Pang Wan laissa alors échapper un long soupir et se laissa retomber sur le lit : « Mei Wu était la fiancée de mon frère aîné. Elle a été tuée le jour de son mariage. Mon frère aîné a enduré de nombreuses épreuves pour la retrouver et l'a finalement retrouvée au Palais Solitaire. »

«Vous soupçonnez que quelqu'un du Palais Solitaire l'a tuée?»

La voix de He Qinglu se fit plus aiguë, et l'instant d'après, ses doigts étaient sur son pouls.

« Oh, vous essayez de la tuer pour étouffer l'affaire ? » Pang Wan, quelque peu surprise, esquissa un sourire et expliqua : « Il paraît que Mlle Mei Wu était la servante personnelle du Maître du Palais du Palais Solitaire.

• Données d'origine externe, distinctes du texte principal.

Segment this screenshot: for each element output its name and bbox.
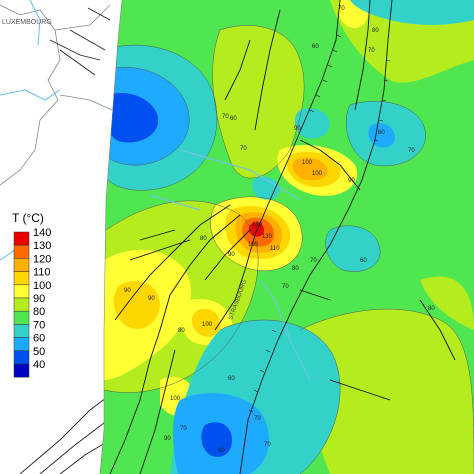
contour-label: 70 bbox=[368, 48, 375, 54]
legend-label: 90 bbox=[33, 293, 45, 305]
contour-label: 60 bbox=[312, 44, 319, 50]
contour-label: 100 bbox=[302, 160, 313, 166]
legend-title: T (°C) bbox=[12, 211, 44, 225]
contour-label: 70 bbox=[180, 426, 187, 432]
legend-label: 80 bbox=[33, 306, 45, 318]
contour-label: 60 bbox=[218, 448, 225, 454]
band-90-south bbox=[297, 309, 474, 474]
country-borders bbox=[0, 4, 113, 186]
contour-label: 60 bbox=[360, 258, 367, 264]
legend-swatch bbox=[13, 337, 30, 352]
legend-swatch bbox=[13, 244, 30, 259]
band-120-north bbox=[292, 157, 328, 181]
legend-label: 70 bbox=[33, 319, 45, 331]
contour-label: 80 bbox=[200, 236, 207, 242]
contour-label-group: 70 80 70 60 60 70 70 100 90 100 70 90 13… bbox=[124, 6, 435, 454]
contour-label: 90 bbox=[228, 252, 235, 258]
legend-swatch bbox=[13, 297, 30, 312]
contour-label: 90 bbox=[164, 436, 171, 442]
fault-lines-outside bbox=[19, 7, 111, 474]
contour-label: 110 bbox=[270, 246, 280, 252]
contour-label: 80 bbox=[292, 266, 299, 272]
band-90-southeast bbox=[420, 276, 474, 330]
contour-label: 70 bbox=[222, 114, 229, 120]
contour-label: 70 bbox=[282, 284, 289, 290]
contour-label: 80 bbox=[372, 28, 379, 34]
band-50-northwest bbox=[108, 92, 159, 143]
contour-label: 100 bbox=[170, 396, 181, 402]
contour-label: 90 bbox=[294, 126, 301, 132]
band-80-east-f bbox=[420, 225, 474, 262]
contour-label: 60 bbox=[230, 116, 237, 122]
legend-label: 60 bbox=[33, 333, 45, 345]
contour-label: 80 bbox=[178, 328, 185, 334]
band-90-north bbox=[212, 25, 305, 179]
contour-label: 70 bbox=[338, 6, 345, 12]
band-70-east-b bbox=[325, 225, 381, 272]
contour-label: 60 bbox=[228, 376, 235, 382]
contour-label: 90 bbox=[148, 296, 155, 302]
legend-label: 100 bbox=[33, 280, 51, 292]
legend-swatch bbox=[13, 231, 30, 246]
legend-swatch bbox=[13, 324, 30, 338]
contour-label: 100 bbox=[248, 242, 259, 248]
legend-label: 140 bbox=[33, 227, 51, 239]
fault-lines bbox=[109, 0, 456, 474]
legend-label: 110 bbox=[33, 267, 51, 279]
legend-swatch bbox=[13, 310, 30, 325]
band-60-east-a bbox=[368, 123, 395, 148]
legend-swatch bbox=[13, 350, 30, 365]
contour-label: 80 bbox=[428, 306, 435, 312]
contour-label: 70 bbox=[408, 148, 415, 154]
country-label: LUXEMBOURG bbox=[2, 19, 52, 26]
legend-label: 40 bbox=[33, 359, 45, 371]
band-70-east-c bbox=[294, 108, 330, 139]
contour-label: 120 bbox=[262, 234, 273, 240]
contour-label: 70 bbox=[310, 258, 317, 264]
legend-swatch bbox=[13, 271, 30, 286]
contour-label: 100 bbox=[312, 171, 323, 177]
contour-label: 70 bbox=[240, 146, 247, 152]
legend-swatch bbox=[13, 284, 30, 299]
escarpment-hatching bbox=[248, 34, 391, 413]
legend-label: 130 bbox=[33, 240, 51, 252]
legend-swatch bbox=[13, 363, 30, 378]
rivers bbox=[149, 149, 311, 381]
contour-label: 130 bbox=[252, 222, 263, 228]
band-110-southwest bbox=[191, 309, 221, 337]
band-70-east-e bbox=[350, 0, 474, 25]
contour-label: 90 bbox=[348, 178, 355, 184]
band-140-center bbox=[248, 222, 264, 237]
rivers-outside bbox=[0, 0, 61, 261]
legend-swatch bbox=[13, 258, 30, 272]
contour-label: 60 bbox=[378, 130, 385, 136]
domain-boundary bbox=[99, 0, 123, 474]
contour-label: 70 bbox=[254, 416, 261, 422]
contour-label: 90 bbox=[124, 288, 131, 294]
contour-label: 70 bbox=[264, 442, 271, 448]
legend-label: 120 bbox=[33, 253, 51, 265]
legend-label: 50 bbox=[33, 346, 45, 358]
band-50-south bbox=[201, 422, 232, 457]
contour-label: 100 bbox=[202, 322, 213, 328]
band-110-west bbox=[113, 281, 160, 329]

Puisqu'elle est morte tragiquement, pourquoi ne pas aller interroger le Maître du Palais à ce sujet ? »

La main qui tenait son pouls se relâcha, et l'aura meurtrière émanant de He Qinglu diminua de trois points.

« Mei Wu était effectivement la servante personnelle du Maître du Palais, mais son meurtre n’a absolument rien à voir avec mon palais », déclara-t-il sans expression.

« Mais nous avons découvert que Mei Wu a quitté le palais sans autorisation, et, et… » Pang Wan jeta un coup d’œil furtif au visage de He Qinglu sous ses cils, se demandant si elle devait dire la suite.